Department of Genetics, University of Valencia, Valencia, Spain.
Sci Rep. 2021 Mar 24;11(1):6752. doi: 10.1038/s41598-021-86242-x.
Development of assisted reproductive technologies to address infertility has favored the birth of many children in the last years. The majority of children born with these treatments are healthy, but some concerns remain on the safety of these medical procedures. We have retrospectively analyzed both the fertilization method and the microarray results in all those children born between 2010 and 2019 with multiple congenital anomalies, developmental delay and/or autistic spectrum disorder (n = 486) referred for array study in our center. This analysis showed a significant excess of pathogenic copy number variants among those patients conceived after in vitro fertilization with donor oocyte with respect to those patients conceived by natural fertilization (p = 0.0001). On the other hand, no significant excess of pathogenic copy number variants was observed among patients born by autologous oocyte in vitro fertilization. Further studies are necessary to confirm these results and in order to identify the factors that may contribute to an increased risk of genomic rearrangements, as well as consider the screening for genomic alterations after oocyte donation in prenatal diagnosis.

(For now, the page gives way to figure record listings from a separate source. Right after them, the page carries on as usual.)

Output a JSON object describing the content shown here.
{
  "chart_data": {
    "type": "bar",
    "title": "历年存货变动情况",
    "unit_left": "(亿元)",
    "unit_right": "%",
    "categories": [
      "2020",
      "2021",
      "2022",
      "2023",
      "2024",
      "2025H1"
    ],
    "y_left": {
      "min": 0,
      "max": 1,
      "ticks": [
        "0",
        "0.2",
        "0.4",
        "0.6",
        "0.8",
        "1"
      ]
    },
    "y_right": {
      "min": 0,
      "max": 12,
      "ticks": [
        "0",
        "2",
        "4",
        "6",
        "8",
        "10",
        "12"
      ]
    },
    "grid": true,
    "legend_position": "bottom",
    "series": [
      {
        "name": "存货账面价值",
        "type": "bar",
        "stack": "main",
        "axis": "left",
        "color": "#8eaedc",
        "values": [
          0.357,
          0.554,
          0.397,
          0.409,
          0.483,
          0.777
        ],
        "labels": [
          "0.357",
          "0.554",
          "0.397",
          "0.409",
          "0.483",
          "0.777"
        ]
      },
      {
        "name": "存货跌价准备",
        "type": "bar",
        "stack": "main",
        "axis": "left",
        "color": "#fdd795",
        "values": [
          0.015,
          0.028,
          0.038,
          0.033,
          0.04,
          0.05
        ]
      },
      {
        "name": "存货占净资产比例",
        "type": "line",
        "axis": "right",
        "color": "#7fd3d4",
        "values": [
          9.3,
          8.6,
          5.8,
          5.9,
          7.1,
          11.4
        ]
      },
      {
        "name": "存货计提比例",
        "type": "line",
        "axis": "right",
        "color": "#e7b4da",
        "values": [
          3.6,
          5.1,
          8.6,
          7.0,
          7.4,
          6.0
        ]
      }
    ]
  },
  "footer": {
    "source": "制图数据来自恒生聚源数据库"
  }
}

辅助生殖技术的发展解决了不孕问题,在过去几年中促成了许多孩子的出生。大多数通过这些治疗出生的孩子是健康的,但人们仍然对这些医疗程序的安全性存在一些担忧。我们回顾性地分析了在我们中心进行的所有患有多种先天异常、发育迟缓和/或自闭症谱系障碍的儿童(n=486)的受精方法和微阵列结果,这些儿童均在 2010 年至 2019 年间出生。分析显示,与自然受精受孕的患者相比,通过供体卵体外受精受孕的患者中存在显著过多的致病性拷贝数变异(p=0.0001)。另一方面,在通过自体卵体外受精出生的患者中未观察到致病性拷贝数变异的显著增加。需要进一步的研究来证实这些结果,并确定可能导致基因组重排风险增加的因素,以及在卵母细胞捐赠后的产前诊断中考虑基因组改变的筛查。